ABD’NİN NİFAK VE FİTNE PLANI
ABD, stratejik piyonu PKK’nın hendeklere gömülmesinden sonra, şimdi Türkiye’de devletin güçleri ile halkın güçlerini karşı karşıya getirecek bir planı yürürlüğe sokmuş bulunuyor.
ABD için şu anda en önemlisi, Türkiye’de devletin güçlerini yıpratmaktır. Çünkü savaşın sonucunu belirleyecek olan silahlı güçlerdir. Bu durumda, Vatan Savaşı’nda birleşen devlet güçlerini birbirine düşürme ve bölmeye yönelik siyasetler gündeme sokulmuş bulunuyor.
ABD’nin bölgesel düzlemdeki sorunu ise, Türkiye’nin gerçek dostları Suriye, Irak, İran ve Rusya ile birlikte hareket etmesini önlemektir. Bunun için Batı Asya güçleri arasında fitneye başvuruyor.

MİLLİ SİYASETLER
ABD’nin nifak ve fitne planına karşı, Türkiye’nin millî güçlerinin stratejisi bellidir:
Bir: Devletin ve milletin topyekûn güçlerinin birliğini güçlendirmek. Halk ile Ordu ve Polis arasındaki bağları pekiştirmek. ABD’nin Türkiye’de Bölücü Teröre teslim olacak bir hükümet kurma planına karşı en geniş cepheyi oluşturmak.

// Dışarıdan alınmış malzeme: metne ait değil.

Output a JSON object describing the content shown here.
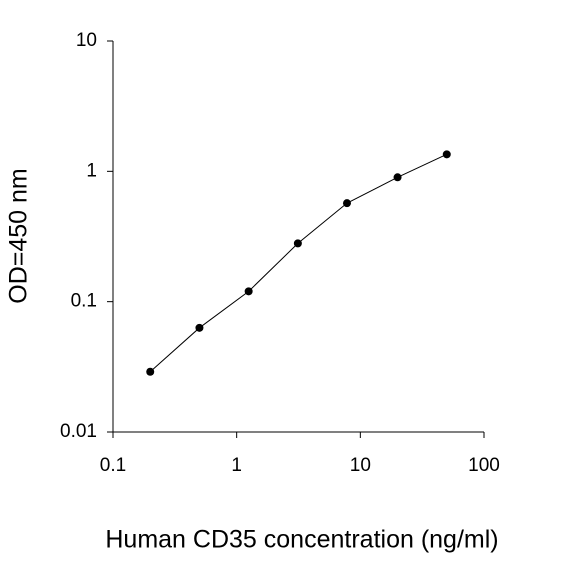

İki: Millî direnci güçlendirmek amacıyla Üretim Ekonomisinin kurulması için çalışmak, AKP iktidarının milletin büyük çoğunluğunu oluşturan emekçilerin ekonomik durumlarını zayıflatacak uygulamalarını önlemek, Millî Güçler içinde emekçi temelini sağlamlaştırmak.
Üç: AKP iktidarının milleti bölen Başkanlık Rejimi girişiminden vazgeçmesini ve Atatürk Devrimi karşıtı uygulamalara son vermesini sağlamak.
Dört: Türkiye Cumhuriyeti’nin Suriye, Rusya, İran, Irak ve Azerbaycan ile güvenlik ve ekonomi alanında derhal ve derhal işbirliğine girmesi için, her düzlemdeki yapıcı faaliyetleri sonuca ulaştırmak. Suriye’nin kuzeyinde ABD-İsrail Koridoru’nun açılması girişimini bozguna uğratmak.
Beş: Güncel olarak ABD’nin hükümet planlarına karşı koyarken, stratejik düzlemde devleti ve milleti birleştirecek Millî Hükümet hedefine ilerlemeye hizmet eden siyasetleri geliştirmek ve başarıya ulaştırmak.

BÜYÜK KARARA GİDİŞ
Türkiye, Büyük Kararın eşiğindedir.
Bu vatan savaşından Millî Hükümetle çıkacağız.
Türkiye, göreceksiniz Atatürk Devrimi rotasına girecektir.
Her savaşta olduğu gibi gündem, kahraman olma gündemidir.
Vatan Partisi, kahramanların partisidir.